Ao tempo natural e cíclico das estações e do clima se justapõe – e por vezes se contrapõe – a percepção da duração registrada pelos homens. O calendário, instrumento de domesticação e de domínio do tempo, submete a memória pessoal e coletiva. É no conflito entre tempo natural, tempo percebido e tempo mensurado, que se insinua a idéia de História. Noção que se torna ainda mais complexa, quando se leva em conta a existência de um dia-a-dia das sociedades humanas e a necessidade científica de descrevê-lo e interpretá-lo.
Mas qual memória (e que tempo) deve-se priorizar, nos estudos históricos? Individual ou coletiva?
Transcendendo a História como ciência e como culto público, ao mesmo tempo à montante (enquanto reservatório de História, rico em arquivos e documentos/monumentos) e à jusante (pois é eco sonoro – e vivo – do trabalho histórico), a memória coletiva faz parte das grandes questões das sociedades contemporâneas.
Como diria Leroi- Gourhan[1]:
“A memória coletiva é biologicamente tão indispensável à espécie humana como o condicionamento genético o é às sociedades de insetos: a sobrevivência étnica funda-se na rotina; o diálogo que se estabelece suscita o equilíbrio entre rotina e progresso, simbolizando a rotina o capital necessário à sobrevivência do grupo, o progresso, a intervenção das inovações individuais para uma sobrevivência melhorada”.
A memória é um elemento essencial do que se costuma chamar identidade, individual ou coletiva, cuja busca é uma das atividades fundamentais dos indivíduos e das sociedades de hoje.
Mas a memória coletiva é não somente uma conquista: é também um instrumento e um objeto de poder. São as sociedades cuja memória social é primordialmente oral ou que estão em vias de constituir uma memória coletiva escrita que melhor permitem compreender esta luta pela dominação da recordação e da tradição, esta manifestação da memória.

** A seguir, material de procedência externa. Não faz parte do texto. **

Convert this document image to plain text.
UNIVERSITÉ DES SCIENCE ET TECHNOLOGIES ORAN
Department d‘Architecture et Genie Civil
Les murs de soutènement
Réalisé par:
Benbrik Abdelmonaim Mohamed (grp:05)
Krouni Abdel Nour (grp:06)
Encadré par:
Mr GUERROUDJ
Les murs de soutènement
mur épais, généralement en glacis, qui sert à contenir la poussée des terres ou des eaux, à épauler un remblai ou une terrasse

O caso da historiografia etrusca constitui talvez a ilustração de uma memória coletiva tão estreitamente ligada a uma classe social dominante que a identificação dessa classe com a nação significou ausência de memória, quando a nação desapareceu:
“Não conhecemos os etruscos, no plano literário, a não ser por intermédio dos gregos e dos romanos: não nos chegou nenhuma relação histórica, admitindo que esta tenha existido. Talvez as suas tradições históricas ou para-históricas nacionais tenham desaparecido com a aristocracia que parece ter sido a depositária do patrimônio mural, jurídico e religioso da sua nação. Quando esta deixou de existir enquanto nação autônoma, os etruscos perderam, ao que parece, a consciência de seu passado, ou seja, de si mesmos”[2].
Veyne[3], estudando o evergetismo (prática de atividades altruístas por parte dos ricos e poderosos) grego e romano, mostrou admiravelmente como os ricos “sacrificaram então uma parte de sua fortuna para deixar uma recordação do seu papel”.
Num estudo inédito consagrado aos Beti dos Camarões meridionais, o escritor Mongo Beti[4] relata e ilustra a estratégia que permite aos indivíduos ambiciosos e empreendedores “adaptar” as genealogias a fim de legalizar uma hegemonia contestável.
Nas sociedades desenvolvidas, os novos arquivos (orais e audiovisuais) não escaparam à vigilância dos governantes, que se dedicam a controlar esta memória tão estreitamente como os novos utensílios que a produzem como, por exemplo, o rádio e a televisão.
Diante da ação dos grupos dirigentes em busca do controle sobre a memória coletiva, Triulzi apresentou um contraponto: ele denunciou a subordinação da antropologia africana tradicional às fontes “elitistas” e nomeadamente às genealogias manipuladas pelos clãs dominantes. Triulzi decidiu, em contrapartida, pesquisar a memória do homem comum africano. Propôs o recurso, na África (como acho que deveria acontecer aqui, no Brasil),
“às recordações familiares, às histórias locais, de clãs, de famílias, de aldeias, às recordações pessoais..., a todo aquele vasto complexo de conhecimentos não-oficiais, não-institucionalizados, que ainda não se cristalizaram em tradições formais... que de algum modo representam a consciência coletiva de grupos inteiros (famílias, aldeias) ou de indivíduos (recordações e experiências pessoais), contrapondo-se a um conhecimento privatizado e monopolizado por grupos precisos em defesa de interesses constituídos”[5].
Cabe, em suma, aos profissionais científicos da memória (antropólogos, historiadores, jornalistas, sociólogos), fazer da luta pela democratização da memória social um dos imperativos prioritários de sua objetividade científica.